Do I know what I can’t/don’t comprehend, or am I just content to be boggled and grateful that I can comprehend what little I do? What will comprehension do for me that gratitude has not? Why do I insist on gaining ground at every point, and arriving at a satisfying conclusion?
Why can’t this business be on demand rather than constant?
Are we utterly saturated with egoic self? Is it with us (in us, us) 24/7, sometimes in the foreground, sometimes lurking? Is selflessness possible? Some say it is, but why should we believe them, they’re humans and the human mind can convince itself (and try to convince others) of almost anything.
We can’t imagine selflessness, but we can acknowledge and bear witness to our self-centered activity and how it defines us.
What it comes down to is discontent. Most people are content to be the self-centered beings they are, laughing at or revering the idea of selflessness, never taking it seriously.
No clue! I only know what it feels like to be something. (Well, mostly, I might have caught a glimpse of being nothing or at least nothing-ish. And, yes, it was lovely. But not so lovely that I’d want to live there, visits are more my style. You?)
I don’t know if I’ve ever been there. Would I remember if I had? Could I trust my memory of the experience?
If selflessness is ongoing freedom, a stream of consciousness that can only be utilized by selfless intent (practical thought), and is never polluted by psychological thought, what have I got against it?
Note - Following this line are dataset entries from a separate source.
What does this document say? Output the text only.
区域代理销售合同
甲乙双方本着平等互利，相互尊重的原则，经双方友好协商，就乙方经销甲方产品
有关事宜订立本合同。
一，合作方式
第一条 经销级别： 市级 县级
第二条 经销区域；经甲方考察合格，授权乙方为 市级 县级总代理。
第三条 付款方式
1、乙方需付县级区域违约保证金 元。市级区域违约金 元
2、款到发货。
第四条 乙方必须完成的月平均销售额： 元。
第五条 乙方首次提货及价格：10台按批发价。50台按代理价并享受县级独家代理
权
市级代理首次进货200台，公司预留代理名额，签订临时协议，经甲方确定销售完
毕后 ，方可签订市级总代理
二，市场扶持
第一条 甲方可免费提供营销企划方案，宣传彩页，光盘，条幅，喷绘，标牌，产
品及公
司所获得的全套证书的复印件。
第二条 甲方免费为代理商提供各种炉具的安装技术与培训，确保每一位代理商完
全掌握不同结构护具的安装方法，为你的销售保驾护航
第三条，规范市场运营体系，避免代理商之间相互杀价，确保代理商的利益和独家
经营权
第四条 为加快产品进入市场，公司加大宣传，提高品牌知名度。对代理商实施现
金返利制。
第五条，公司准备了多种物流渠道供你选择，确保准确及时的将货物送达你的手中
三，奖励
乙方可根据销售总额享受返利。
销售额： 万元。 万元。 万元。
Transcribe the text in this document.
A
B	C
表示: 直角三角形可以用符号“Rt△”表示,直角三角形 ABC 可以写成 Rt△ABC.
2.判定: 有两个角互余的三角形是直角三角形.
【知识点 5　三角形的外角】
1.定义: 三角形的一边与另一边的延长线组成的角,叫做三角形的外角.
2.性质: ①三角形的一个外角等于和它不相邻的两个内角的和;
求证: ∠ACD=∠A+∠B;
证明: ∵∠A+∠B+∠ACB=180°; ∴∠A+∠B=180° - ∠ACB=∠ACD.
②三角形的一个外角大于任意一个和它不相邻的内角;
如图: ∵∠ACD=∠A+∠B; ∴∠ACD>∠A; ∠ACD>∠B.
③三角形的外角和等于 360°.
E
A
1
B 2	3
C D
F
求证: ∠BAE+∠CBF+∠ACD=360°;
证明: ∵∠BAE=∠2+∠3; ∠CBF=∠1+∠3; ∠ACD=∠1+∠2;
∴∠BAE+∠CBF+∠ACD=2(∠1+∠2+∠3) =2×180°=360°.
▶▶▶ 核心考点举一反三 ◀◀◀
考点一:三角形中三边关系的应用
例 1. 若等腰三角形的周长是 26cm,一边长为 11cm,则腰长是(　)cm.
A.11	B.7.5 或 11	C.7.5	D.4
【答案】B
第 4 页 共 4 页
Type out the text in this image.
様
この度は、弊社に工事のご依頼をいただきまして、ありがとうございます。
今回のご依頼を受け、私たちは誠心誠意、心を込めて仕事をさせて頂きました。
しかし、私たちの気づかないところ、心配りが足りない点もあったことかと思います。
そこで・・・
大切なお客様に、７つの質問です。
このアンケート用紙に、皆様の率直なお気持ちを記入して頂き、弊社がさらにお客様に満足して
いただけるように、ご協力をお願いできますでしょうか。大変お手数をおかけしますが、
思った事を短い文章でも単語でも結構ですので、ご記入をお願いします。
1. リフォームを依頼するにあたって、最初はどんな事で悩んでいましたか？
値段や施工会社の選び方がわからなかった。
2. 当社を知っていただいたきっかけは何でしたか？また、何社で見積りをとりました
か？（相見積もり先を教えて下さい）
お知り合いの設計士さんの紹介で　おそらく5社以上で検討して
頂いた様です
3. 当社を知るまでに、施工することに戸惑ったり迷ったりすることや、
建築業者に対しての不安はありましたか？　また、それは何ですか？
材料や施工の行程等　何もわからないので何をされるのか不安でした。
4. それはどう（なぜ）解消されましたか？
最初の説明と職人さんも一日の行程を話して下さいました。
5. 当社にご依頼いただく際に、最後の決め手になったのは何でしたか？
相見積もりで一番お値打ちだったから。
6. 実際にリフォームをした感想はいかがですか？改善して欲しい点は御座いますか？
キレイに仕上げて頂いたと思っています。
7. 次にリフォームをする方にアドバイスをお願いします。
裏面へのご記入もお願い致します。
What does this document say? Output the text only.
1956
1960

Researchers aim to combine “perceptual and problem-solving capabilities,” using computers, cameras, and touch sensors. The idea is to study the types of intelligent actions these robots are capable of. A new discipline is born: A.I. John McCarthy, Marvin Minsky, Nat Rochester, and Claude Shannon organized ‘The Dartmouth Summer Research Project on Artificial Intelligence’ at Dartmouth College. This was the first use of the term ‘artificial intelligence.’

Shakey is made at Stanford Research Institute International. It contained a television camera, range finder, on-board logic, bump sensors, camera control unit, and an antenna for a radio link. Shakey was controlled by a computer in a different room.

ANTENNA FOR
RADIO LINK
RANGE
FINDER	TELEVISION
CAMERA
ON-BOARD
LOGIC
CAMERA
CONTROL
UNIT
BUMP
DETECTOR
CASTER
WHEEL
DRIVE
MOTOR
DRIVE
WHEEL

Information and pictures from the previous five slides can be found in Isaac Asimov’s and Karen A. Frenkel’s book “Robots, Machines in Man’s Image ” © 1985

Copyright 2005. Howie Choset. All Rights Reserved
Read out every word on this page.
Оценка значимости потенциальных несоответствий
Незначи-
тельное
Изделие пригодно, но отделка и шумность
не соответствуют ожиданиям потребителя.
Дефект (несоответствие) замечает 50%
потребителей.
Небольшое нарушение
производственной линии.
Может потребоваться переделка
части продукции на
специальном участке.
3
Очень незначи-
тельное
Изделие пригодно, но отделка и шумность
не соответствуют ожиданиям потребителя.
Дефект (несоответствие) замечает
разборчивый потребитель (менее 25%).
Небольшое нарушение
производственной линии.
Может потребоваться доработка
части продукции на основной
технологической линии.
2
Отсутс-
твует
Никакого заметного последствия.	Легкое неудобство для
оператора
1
How do I justify my polluting and damning and diverting of the stream?
I can conclude that talk of selflessness is hogwash and wishful thinking, and carry on with my good enough existence until I’m dead, or I can inquire into whether it may be possible to be free…before I’m dead.
I don’t think it follows that 1) being unconscious of some of the things that make me click means 2) time I spend with Krishnamurti’s teachings is wasted time. But it does complicate things.
Could it be that you want to be unreachable, beyond most of us?
I know the feeling. I don’t want the labels I’m given or the images that are formed of me, but I can’t do much about them. If I’m misunderstood or mistaken for something I am not, I may do what I can to correct or bring clarity, or I may decide it’s not worth the energy.
Well the way I see it is that we each have a ‘personal reality’. To some degree all living things have one but in humans this ‘reality ‘ in our brains is much more complex than in any of the other forms of life. It’s made up of memory.
But apart from all these separate ‘realities’ there is an ‘actual’ reality, the physical reality that includes everything. The entire physical universe. This is the realm of energy and it’s interplay. In this realm there is no ‘I ‘, no actual division. This is the realm of ‘mystery’ and whatever lies ‘beyond’ it. This what we are present in.